Organic farming systems are designed with the aim of maintaining nutrients in organic reservoirs or in bioavailable mineral forms instead of just supplying nutrients through frequent fertilizer additions.
Many common agricultural practices, especially ploughing, disc-tillage and vegetation burning etc accelerate the decomposition of soil organic matter and leave the soil susceptible to wind and water erosion. However, there are alternative management practices that enhance soil health and allow sustained agricultural productivity.
Farmers have to be smart and adopt a range of good practices such as combining no tillage or minimum tillage with a protective crop cover and crop rotations. It maintains surface residues, roots and soil organic matter, helps control weeds, and enhances soil aggregation and intact large pores, in turn allowing water infiltration and reducing runoff and erosion.
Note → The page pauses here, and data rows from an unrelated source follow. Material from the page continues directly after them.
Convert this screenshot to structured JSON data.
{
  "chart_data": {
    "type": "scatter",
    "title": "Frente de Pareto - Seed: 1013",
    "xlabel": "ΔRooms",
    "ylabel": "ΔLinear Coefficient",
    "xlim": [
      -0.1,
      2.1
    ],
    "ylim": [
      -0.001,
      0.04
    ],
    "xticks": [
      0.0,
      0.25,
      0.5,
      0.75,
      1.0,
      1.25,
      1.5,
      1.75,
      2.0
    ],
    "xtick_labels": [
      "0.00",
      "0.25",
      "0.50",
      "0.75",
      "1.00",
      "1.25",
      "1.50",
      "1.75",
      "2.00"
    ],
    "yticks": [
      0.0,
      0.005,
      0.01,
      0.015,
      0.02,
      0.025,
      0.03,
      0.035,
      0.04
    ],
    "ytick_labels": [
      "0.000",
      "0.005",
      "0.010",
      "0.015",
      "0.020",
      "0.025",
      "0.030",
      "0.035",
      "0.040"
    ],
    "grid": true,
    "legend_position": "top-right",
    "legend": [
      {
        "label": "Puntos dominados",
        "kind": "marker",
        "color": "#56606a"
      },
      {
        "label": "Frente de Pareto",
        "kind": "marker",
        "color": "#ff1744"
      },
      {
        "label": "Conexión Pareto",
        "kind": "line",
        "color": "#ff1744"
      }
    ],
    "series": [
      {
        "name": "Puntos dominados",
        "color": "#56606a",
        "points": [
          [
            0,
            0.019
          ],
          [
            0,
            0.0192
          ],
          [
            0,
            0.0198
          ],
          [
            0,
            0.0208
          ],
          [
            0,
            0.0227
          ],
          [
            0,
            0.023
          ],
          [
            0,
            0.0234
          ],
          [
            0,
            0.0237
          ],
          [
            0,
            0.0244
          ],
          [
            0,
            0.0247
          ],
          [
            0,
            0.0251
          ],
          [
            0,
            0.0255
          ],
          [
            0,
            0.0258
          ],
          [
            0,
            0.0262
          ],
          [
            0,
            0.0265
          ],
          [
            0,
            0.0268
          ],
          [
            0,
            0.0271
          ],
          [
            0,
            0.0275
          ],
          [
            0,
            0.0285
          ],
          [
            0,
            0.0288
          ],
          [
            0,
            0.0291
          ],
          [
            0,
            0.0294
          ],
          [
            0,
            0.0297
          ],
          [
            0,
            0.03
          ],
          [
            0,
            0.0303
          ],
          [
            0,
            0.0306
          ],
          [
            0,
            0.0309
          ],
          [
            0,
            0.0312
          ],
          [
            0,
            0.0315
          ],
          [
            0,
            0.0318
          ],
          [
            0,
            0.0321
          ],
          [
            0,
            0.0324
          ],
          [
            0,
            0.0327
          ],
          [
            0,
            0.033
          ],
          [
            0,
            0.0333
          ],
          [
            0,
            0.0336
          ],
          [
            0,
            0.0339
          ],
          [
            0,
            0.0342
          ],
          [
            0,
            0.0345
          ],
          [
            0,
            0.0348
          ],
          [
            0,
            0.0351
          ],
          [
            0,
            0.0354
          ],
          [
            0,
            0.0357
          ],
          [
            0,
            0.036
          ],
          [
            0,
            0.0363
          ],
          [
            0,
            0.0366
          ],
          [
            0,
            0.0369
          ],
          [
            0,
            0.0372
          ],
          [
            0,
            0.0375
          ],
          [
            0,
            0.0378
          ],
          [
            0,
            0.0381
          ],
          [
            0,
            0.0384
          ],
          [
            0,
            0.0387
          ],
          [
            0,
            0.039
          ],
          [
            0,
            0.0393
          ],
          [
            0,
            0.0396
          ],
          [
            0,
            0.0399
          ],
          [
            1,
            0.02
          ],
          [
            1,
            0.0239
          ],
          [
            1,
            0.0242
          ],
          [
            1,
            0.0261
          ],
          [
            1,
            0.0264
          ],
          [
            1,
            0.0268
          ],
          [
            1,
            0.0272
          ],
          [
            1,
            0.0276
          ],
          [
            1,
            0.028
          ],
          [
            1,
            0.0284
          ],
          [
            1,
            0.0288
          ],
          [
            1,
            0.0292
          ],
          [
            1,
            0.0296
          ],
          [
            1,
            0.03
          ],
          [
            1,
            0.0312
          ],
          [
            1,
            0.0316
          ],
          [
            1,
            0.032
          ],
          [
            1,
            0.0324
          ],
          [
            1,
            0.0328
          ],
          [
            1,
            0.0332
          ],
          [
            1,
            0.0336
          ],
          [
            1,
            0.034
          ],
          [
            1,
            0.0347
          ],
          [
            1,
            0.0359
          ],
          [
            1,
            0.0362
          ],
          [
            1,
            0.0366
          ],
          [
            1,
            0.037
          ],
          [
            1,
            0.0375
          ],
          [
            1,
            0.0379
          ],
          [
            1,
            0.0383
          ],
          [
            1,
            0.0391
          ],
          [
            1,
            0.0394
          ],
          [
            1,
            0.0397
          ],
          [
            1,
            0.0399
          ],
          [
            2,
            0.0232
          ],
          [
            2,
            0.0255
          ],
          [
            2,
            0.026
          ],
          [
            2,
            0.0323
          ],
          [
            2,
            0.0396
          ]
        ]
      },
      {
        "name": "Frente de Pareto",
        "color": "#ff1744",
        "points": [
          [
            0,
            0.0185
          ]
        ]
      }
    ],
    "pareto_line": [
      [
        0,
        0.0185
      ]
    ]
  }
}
In addition to making plant nutrients available, the diverse soil organisms that thrive in such conditions contribute to pest control and other vital ecological processes.
Through combining pasture and fodder species and manuring with food and fibre crop production, mixed crop-livestock systems also enhance soil organic matter and soil health.
Farmers need to carefully select diversified cropping systems or well-managed mixed crop-livestock systems to be able to maintain a balance in nutrient and organic matter supply and removal.
Farmers can take many actions to maintain, improve and rebuild their soils, especially soils that have been under cultivation for a long time.